Queensland: 1. E Baird, 2. W Abrahams, 3. W Heidke, 4. M Bolewski, 5. A O'Brien, 6. O Olsen, 7. M Dore (c), 8. W Hardcastle, 9. J Fihelly, 10. V Anderson, 11. R Tubman, 12. E Cartmill, 13. J Thompson

New South Wales: 1. C Hedley, 2. F Cheadle, 3. H Mssenger, 4. A Morton, 5. T Anderson, 6. S Deane, 7. A Butler, 8. L O'Malley, 9. W Cann, 10. T McCabe, 11. L Jones, 12. R Graves, 13. A Hennessy (c)

With the likes of the great Dally Messenger, Billy Cann, Jersey O'Malley and skipper Arthur Hennessy in their ranks the Blues represented the cream of the newly established NSWRFL, whilst Queensland had done well to assemble a team as they had not yet established a club competition.
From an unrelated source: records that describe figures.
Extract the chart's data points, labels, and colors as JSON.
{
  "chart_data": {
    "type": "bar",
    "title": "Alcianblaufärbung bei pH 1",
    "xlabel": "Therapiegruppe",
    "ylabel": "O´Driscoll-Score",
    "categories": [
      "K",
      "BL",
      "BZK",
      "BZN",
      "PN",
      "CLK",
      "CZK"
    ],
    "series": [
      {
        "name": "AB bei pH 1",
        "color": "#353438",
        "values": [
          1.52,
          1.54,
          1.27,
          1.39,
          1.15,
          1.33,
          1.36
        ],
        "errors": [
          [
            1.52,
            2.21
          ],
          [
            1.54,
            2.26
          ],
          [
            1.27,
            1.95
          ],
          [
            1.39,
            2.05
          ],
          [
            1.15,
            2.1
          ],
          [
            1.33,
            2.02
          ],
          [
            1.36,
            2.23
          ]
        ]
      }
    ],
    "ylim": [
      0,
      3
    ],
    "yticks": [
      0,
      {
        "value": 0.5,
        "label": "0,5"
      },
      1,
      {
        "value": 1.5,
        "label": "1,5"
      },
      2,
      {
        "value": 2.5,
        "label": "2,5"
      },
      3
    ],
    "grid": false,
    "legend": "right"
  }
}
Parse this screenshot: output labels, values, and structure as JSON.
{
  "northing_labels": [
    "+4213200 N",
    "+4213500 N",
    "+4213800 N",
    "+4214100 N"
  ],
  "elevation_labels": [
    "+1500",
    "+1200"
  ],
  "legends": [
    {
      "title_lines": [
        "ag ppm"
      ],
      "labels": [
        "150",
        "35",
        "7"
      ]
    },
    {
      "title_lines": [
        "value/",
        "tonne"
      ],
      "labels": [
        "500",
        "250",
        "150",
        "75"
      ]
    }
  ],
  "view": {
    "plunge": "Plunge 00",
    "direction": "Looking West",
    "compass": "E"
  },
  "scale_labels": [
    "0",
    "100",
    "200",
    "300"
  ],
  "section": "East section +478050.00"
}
It was no surprise, then, that NSW proved far superior in this inaugural meeting, with South Sydney winger Tommy Anderson posting four tries as the Blues raced to a 43-0 win.

==Game 2==
New South Wales selected a completely new team for the second match. This is regarded as an exhibition match and is not included in official interstate rugby league totals.

Queensland: 1. M Bolewski, 2. A O'Brien, 3. W Evans, 4. O Olsen, 5. W Abrahams, 6. E Anlezark, 7. M Dore (c), 8. J Fihelly, 9. V Anderson, 10. W Hardcastle, 11. P Dwyer, 12. E Cartmill, 13. J Thompson

New South Wales: 1. H Bloomfield, 2. A Broomham, 3. E Fry, 4. A Conlon (c), 5. D Frawley, 6. J Leveson, 7. L Hansen, 8. E Courtney, 9. J Abercrombie, 10. S Carpenter, 11. V
Harris, 12. P Moir, 13. H Brackenreg

==Game 3==

Queensland: 1. M Bolewski, 2. W Abrahams, 3. A O'Brien, 4. W Evans, 5. O Olsen, 6. J Baird, 7. W Heidke (c), 8. J Fihelly, 9. V Anderson, 10. R Tubman, 11. E Cartmill, 12. J Thompson, 13. P Walsh

New South Wales: 1. H Bloomfield, 2. A Broomham, 3. E Fry, 4. A Conlon (c), 5. B McCarthy, 6. J Leveson, 7. L Hansen, 8. H Glanville, 9. H Brackenreg, 10. L Jones, 11. P Moir, 12. D Green, 13. E Courtney

The last game of the series was played on a slippery Royal Agricultural Ground before approximately 6,000. In what was described as a fast match, New South Wales led 5-3 at half time, keeping the Queenslanders out eventually winning 12-3.